Day 3: keeper
“Am I my sister’s/brother’s keeper?” [Genesis 4.9]
To answer it
directly,
yes.
This text comes
right after creation, the moment when out of selfless love, God created. That
is the truth I continue to come back to:
however the ball of creation got rolling, when there was nothing—there
became something.
I find comfort
in that something, despite the
mystery surrounding it, being God.
We are meant
for each other. Together, as a collective community of creatures, we make up
the beautiful quilt of God’s imaginative love—humanity.

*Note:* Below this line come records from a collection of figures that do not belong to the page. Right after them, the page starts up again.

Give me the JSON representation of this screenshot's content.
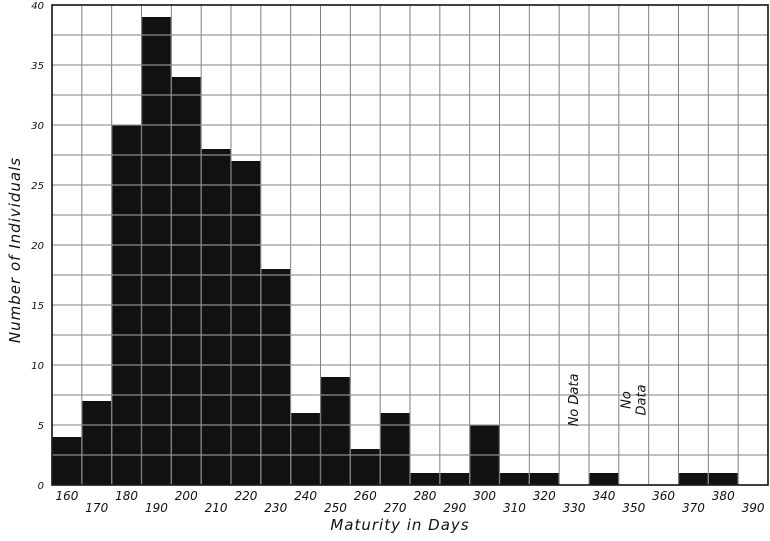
{
  "chart_data": {
    "type": "bar",
    "title": "",
    "xlabel": "Maturity in Days",
    "ylabel": "Number of Individuals",
    "categories": [
      160,
      170,
      180,
      190,
      200,
      210,
      220,
      230,
      240,
      250,
      260,
      270,
      280,
      290,
      300,
      310,
      320,
      330,
      340,
      350,
      360,
      370,
      380
    ],
    "values": [
      4,
      7,
      30,
      39,
      34,
      28,
      27,
      18,
      6,
      9,
      3,
      6,
      1,
      1,
      5,
      1,
      1,
      0,
      1,
      0,
      0,
      1,
      1
    ],
    "x_tick_labels": [
      "160",
      "170",
      "180",
      "190",
      "200",
      "210",
      "220",
      "230",
      "240",
      "250",
      "260",
      "270",
      "280",
      "290",
      "300",
      "310",
      "320",
      "330",
      "340",
      "350",
      "360",
      "370",
      "380",
      "390"
    ],
    "y_ticks": [
      0,
      5,
      10,
      15,
      20,
      25,
      30,
      35,
      40
    ],
    "ylim": [
      0,
      40
    ],
    "grid": true,
    "bar_color": "#111111",
    "grid_color": "#1a1a1a",
    "annotations": [
      {
        "text": "No Data",
        "category": 330,
        "lines": [
          "No Data"
        ]
      },
      {
        "text": "No Data",
        "category": 350,
        "lines": [
          "No",
          "Data"
        ]
      }
    ]
  }
}
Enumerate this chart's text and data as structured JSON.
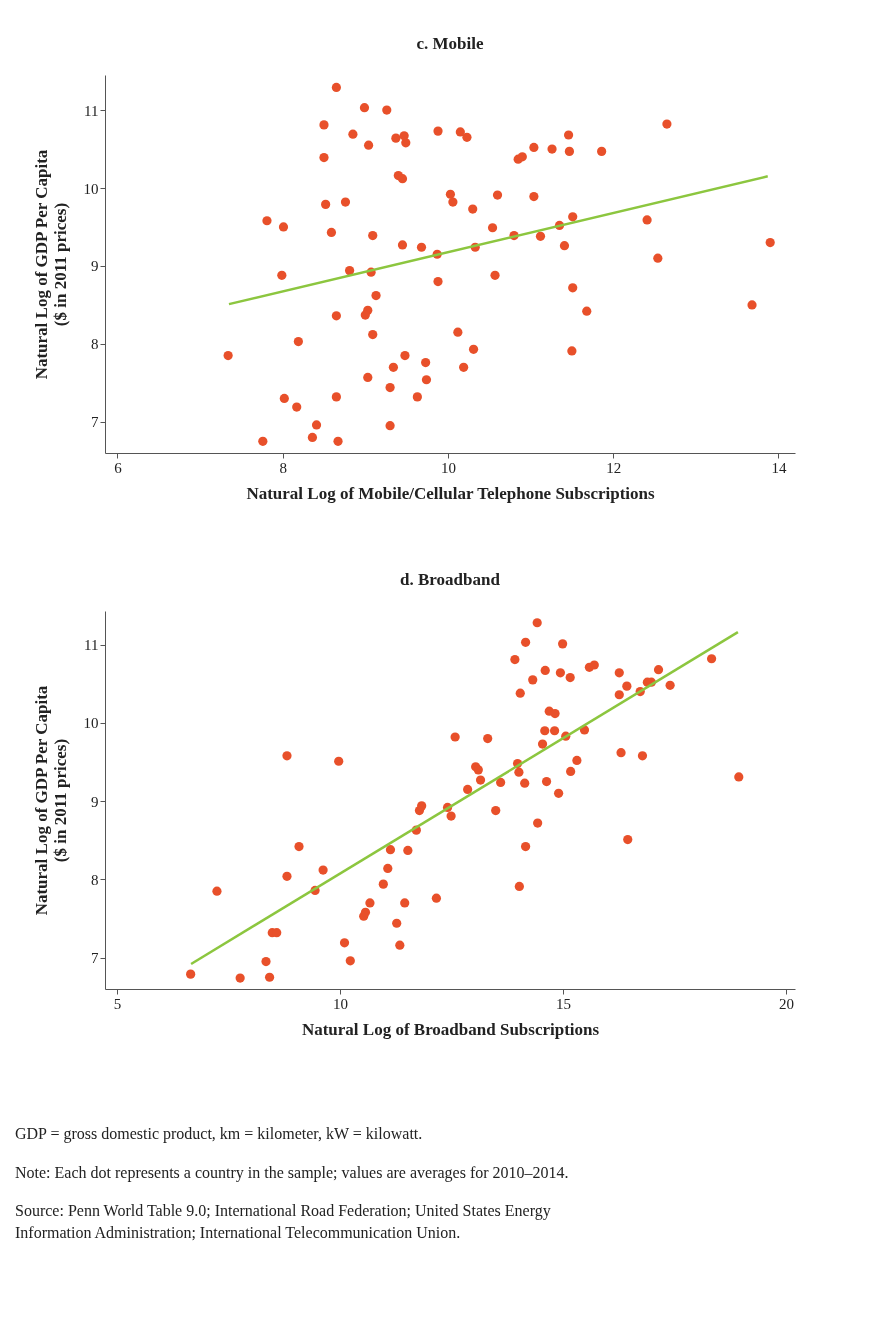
{
  "chart_data": [
    {
      "type": "scatter",
      "title": "c. Mobile",
      "xlabel": "Natural Log of Mobile/Cellular Telephone Subscriptions",
      "ylabel": [
        "Natural Log of GDP Per Capita",
        "($ in 2011 prices)"
      ],
      "xlim": [
        5.85,
        14.2
      ],
      "ylim": [
        6.6,
        11.45
      ],
      "xticks": [
        6,
        8,
        10,
        12,
        14
      ],
      "yticks": [
        7,
        8,
        9,
        10,
        11
      ],
      "grid": false,
      "legend": false,
      "series": [
        {
          "marker": "circle",
          "color": "#e8502a",
          "x": [
            8.65,
            8.99,
            9.26,
            8.5,
            8.85,
            9.04,
            9.37,
            9.47,
            9.49,
            9.88,
            8.5,
            9.4,
            9.45,
            10.03,
            10.06,
            8.52,
            8.76,
            7.81,
            8.01,
            8.59,
            9.09,
            9.45,
            9.68,
            9.87,
            8.81,
            9.07,
            7.99,
            9.88,
            9.13,
            8.65,
            9.03,
            9.0,
            9.09,
            10.12,
            8.19,
            7.34,
            9.48,
            9.73,
            9.34,
            9.03,
            9.74,
            9.3,
            8.02,
            8.65,
            9.63,
            8.17,
            8.41,
            9.3,
            8.36,
            7.76,
            8.67,
            10.15,
            10.23,
            11.46,
            11.04,
            11.26,
            11.47,
            11.86,
            12.65,
            10.85,
            10.9,
            10.6,
            11.04,
            10.3,
            11.51,
            12.41,
            11.35,
            10.54,
            10.8,
            11.12,
            10.33,
            11.41,
            12.54,
            13.9,
            10.57,
            11.51,
            11.68,
            13.68,
            10.31,
            11.5,
            10.19
          ],
          "values": [
            11.29,
            11.03,
            11.0,
            10.81,
            10.69,
            10.55,
            10.64,
            10.67,
            10.58,
            10.73,
            10.39,
            10.16,
            10.12,
            9.92,
            9.82,
            9.79,
            9.82,
            9.58,
            9.5,
            9.43,
            9.39,
            9.27,
            9.24,
            9.15,
            8.94,
            8.92,
            8.88,
            8.8,
            8.62,
            8.36,
            8.43,
            8.37,
            8.12,
            8.15,
            8.03,
            7.85,
            7.85,
            7.76,
            7.7,
            7.57,
            7.54,
            7.44,
            7.3,
            7.32,
            7.32,
            7.19,
            6.96,
            6.95,
            6.8,
            6.75,
            6.75,
            10.72,
            10.65,
            10.68,
            10.52,
            10.5,
            10.47,
            10.47,
            10.82,
            10.37,
            10.4,
            9.91,
            9.89,
            9.73,
            9.63,
            9.59,
            9.52,
            9.49,
            9.39,
            9.38,
            9.24,
            9.26,
            9.1,
            9.3,
            8.88,
            8.72,
            8.42,
            8.5,
            7.93,
            7.91,
            7.7
          ]
        },
        {
          "type": "line",
          "marker": "none",
          "color": "#8cc63f",
          "x": [
            7.35,
            13.87
          ],
          "values": [
            8.51,
            10.15
          ]
        }
      ]
    },
    {
      "type": "scatter",
      "title": "d. Broadband",
      "xlabel": "Natural Log of Broadband Subscriptions",
      "ylabel": [
        "Natural Log of GDP Per Capita",
        "($ in 2011 prices)"
      ],
      "xlim": [
        4.73,
        20.2
      ],
      "ylim": [
        6.6,
        11.43
      ],
      "xticks": [
        5,
        10,
        15,
        20
      ],
      "yticks": [
        7,
        8,
        9,
        10,
        11
      ],
      "grid": false,
      "legend": false,
      "series": [
        {
          "marker": "circle",
          "color": "#e8502a",
          "x": [
            6.65,
            7.76,
            8.42,
            8.34,
            7.24,
            8.81,
            9.97,
            12.58,
            8.48,
            8.58,
            9.08,
            8.81,
            9.62,
            9.44,
            10.1,
            10.23,
            10.53,
            10.57,
            10.67,
            10.97,
            11.07,
            11.13,
            11.52,
            11.71,
            11.78,
            11.83,
            11.27,
            11.34,
            11.45,
            12.16,
            12.41,
            12.49,
            14.42,
            14.16,
            14.99,
            13.92,
            14.6,
            14.32,
            14.94,
            15.16,
            15.59,
            15.7,
            16.26,
            17.14,
            18.33,
            14.04,
            16.43,
            16.26,
            16.73,
            16.89,
            16.98,
            17.4,
            14.69,
            14.82,
            14.59,
            14.81,
            15.06,
            15.48,
            13.31,
            14.54,
            16.3,
            16.78,
            13.98,
            14.01,
            15.31,
            15.17,
            13.04,
            13.1,
            13.15,
            13.6,
            14.14,
            14.63,
            14.9,
            18.94,
            12.86,
            13.49,
            14.43,
            16.45,
            14.16,
            14.02
          ],
          "values": [
            6.79,
            6.74,
            6.75,
            6.95,
            7.85,
            9.58,
            9.51,
            9.82,
            7.32,
            7.32,
            8.42,
            8.04,
            8.12,
            7.86,
            7.19,
            6.96,
            7.53,
            7.58,
            7.7,
            7.94,
            8.14,
            8.38,
            8.37,
            8.63,
            8.88,
            8.94,
            7.44,
            7.16,
            7.7,
            7.76,
            8.92,
            8.81,
            11.28,
            11.03,
            11.01,
            10.81,
            10.67,
            10.55,
            10.64,
            10.58,
            10.71,
            10.74,
            10.64,
            10.68,
            10.82,
            10.38,
            10.47,
            10.36,
            10.4,
            10.52,
            10.52,
            10.48,
            10.15,
            10.12,
            9.9,
            9.9,
            9.83,
            9.91,
            9.8,
            9.73,
            9.62,
            9.58,
            9.48,
            9.37,
            9.52,
            9.38,
            9.44,
            9.4,
            9.27,
            9.24,
            9.23,
            9.25,
            9.1,
            9.31,
            9.15,
            8.88,
            8.72,
            8.51,
            8.42,
            7.91
          ]
        },
        {
          "type": "line",
          "marker": "none",
          "color": "#8cc63f",
          "x": [
            6.66,
            18.92
          ],
          "values": [
            6.92,
            11.16
          ]
        }
      ],
      "annotations": [
        "GDP = gross domestic product, km = kilometer, kW = kilowatt.",
        "Note: Each dot represents a country in the sample; values are averages for 2010–2014.",
        "Source: Penn World Table 9.0; International Road Federation; United States Energy Information Administration; International Telecommunication Union."
      ]
    }
  ]
}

How are we to keep each other?
At the risk of
sounding too simplistic, I can’t help but say—turn to Scripture.
The Bible in its
entirety speaks about God and God’s concern for the creation and all creatures,
including human creatures; it speaks of God’s involvement with the creation for
the benefit and the healing of it. The premise of all Scripture is that without
this involvement on God’s part, creation would perish in an abyss of violence.
God asks Cain,
“Where is your brother Abel?” in the same way God asked the humans in Genesis
3.9. God is asking more than about location. Cain’s flippant answer offends
against the Torah’s ethic of responsibility for one’s kinsman and neighbor.
Advent is the
season where God extends the promise of healing in the person of Jesus Christ.
As Christians we enter into Advent as a people of God, studying the stories of
Torah because we have come to believe in the same God who called ancient
Israel, who still calls our Jewish neighbors, who also calls gentiles into
relationship with this God for the healing of creation. We trust and believe,
hope and know, that in life and in death we are kept by God.
So friends,
during this season of hope and expectation, what is God asking you? We wait and
we listen…but with God, it is never a passive
activity.
I leave you
with a paraphrase from one of my favorite scholars, Thomas Merton. I think it
speaks perfectly to today’s word:
“Our
job is to love others without stopping to inquire whether or not they are
worthy. That is not our business and, in fact, it is nobody's business. What we
are asked to do is to love, and this love itself will render both ourselves and
our neighbors worthy.”
God keeps you
close to God’s heart. May we do so with those we share life with. After all,
there is but one Love. And yes, that is what keeps us as brothers and sisters.
Marley lives! Love lives! Very cool.